Вместе с тем в кругу своих приближенных Гитлер не скрывал приверженности своим прежним экспансионистским замыслам в отношении Советского Союза, изложенным в его книге «Моя борьба». Уже 3 февраля 1933 года, т. е. на пятый день после прихода нацистов к власти, он заявил на совещании руководителей армии, что восстанавливаемую им «политическую мощь Германии» он намерен использовать прежде всего «для завоевания нового жизненного пространства на Востоке и его безграничной германизации» [237].
В нацистской пропаганде доминировали идеи «борьбы против еврейско-большевистской революции». В сентябре 1935 года один из главных идеологов нацизма Розенберг говорил на съезде национал-социалистической партии: «Когда пробил роковой час для мягкотелого и разложившегося русского народа, взбудораженная степная кровь под руководством евреев одержала верх над русско-европейскими силами… Таким образом, шестая часть земного шара стала ареной образования руководимой евреями мировой империи» [238].
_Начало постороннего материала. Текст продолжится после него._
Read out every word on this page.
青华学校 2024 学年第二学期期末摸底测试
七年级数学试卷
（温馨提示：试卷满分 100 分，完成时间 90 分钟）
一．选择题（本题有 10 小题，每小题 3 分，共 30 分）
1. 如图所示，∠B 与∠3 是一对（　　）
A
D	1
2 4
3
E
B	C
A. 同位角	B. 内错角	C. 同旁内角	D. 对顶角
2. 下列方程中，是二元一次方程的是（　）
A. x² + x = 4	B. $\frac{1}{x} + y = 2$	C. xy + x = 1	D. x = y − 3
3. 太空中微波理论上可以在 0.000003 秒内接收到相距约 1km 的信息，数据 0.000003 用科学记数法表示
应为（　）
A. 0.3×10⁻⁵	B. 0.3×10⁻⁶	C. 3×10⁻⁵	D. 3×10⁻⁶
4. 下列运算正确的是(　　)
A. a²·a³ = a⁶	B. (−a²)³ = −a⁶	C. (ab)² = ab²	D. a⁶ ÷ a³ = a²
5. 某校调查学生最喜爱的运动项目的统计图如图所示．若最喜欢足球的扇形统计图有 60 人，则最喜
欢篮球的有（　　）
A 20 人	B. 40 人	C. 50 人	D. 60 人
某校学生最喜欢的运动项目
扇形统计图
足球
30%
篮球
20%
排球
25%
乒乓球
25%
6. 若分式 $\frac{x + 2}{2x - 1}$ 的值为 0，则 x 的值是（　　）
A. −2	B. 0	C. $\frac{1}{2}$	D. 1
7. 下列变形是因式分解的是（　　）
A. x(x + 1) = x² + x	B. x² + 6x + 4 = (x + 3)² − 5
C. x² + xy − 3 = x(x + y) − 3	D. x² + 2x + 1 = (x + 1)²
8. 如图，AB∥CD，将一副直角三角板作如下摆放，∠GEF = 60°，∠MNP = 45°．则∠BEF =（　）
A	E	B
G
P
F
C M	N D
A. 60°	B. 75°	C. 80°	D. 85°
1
В свою очередь в официальной советской пропаганде 1933—1939 годов доминировала самая резкая антифашистская риторика. В качестве примера можно привести заявление Молотова 29 ноября 1936 года на VIII Всесоюзном съезде Советов: «У нас нет других чувств к великому германскому народу, кроме чувства дружбы и истинного уважения, но господ фашистов лучше бы всего отнести к такой нации, „нации“ „высшего порядка“, которая именуется „нацией“ современных каннибалов-людоедов» [239].
Можно полагать, что некоторое время после нацистского переворота Сталин разделял иллюзии, нашедшие отражение в официальных документах Коминтерна,— о непрочности власти Гитлера, которая вскоре будет сброшена оппозиционными ему силами. Положение круто изменилось после кровавой чистки, учинённой Гитлером в июне 1934 года в рядах собственной партии. Как впоследствии рассказывал бывший глава советской резидентуры в Европе, «невозвращенец» В. Кривицкий, Сталин на заседании Политбюро оценил эту чистку как показатель прочности и долговечности гитлеровского режима. Комментируя это свидетельство Кривицкого, Троцкий писал: «Вот это вождь! — сказал медлительный московский диктатор себе самому. С того времени он явно подражает Гитлеру. Кровавые чистки в СССР, фарс „самой демократической в мире конституции“, наконец, нынешнее вторжение в Польшу — всё это внушено Сталину немецким гением с усами Чарли Чаплина» [240].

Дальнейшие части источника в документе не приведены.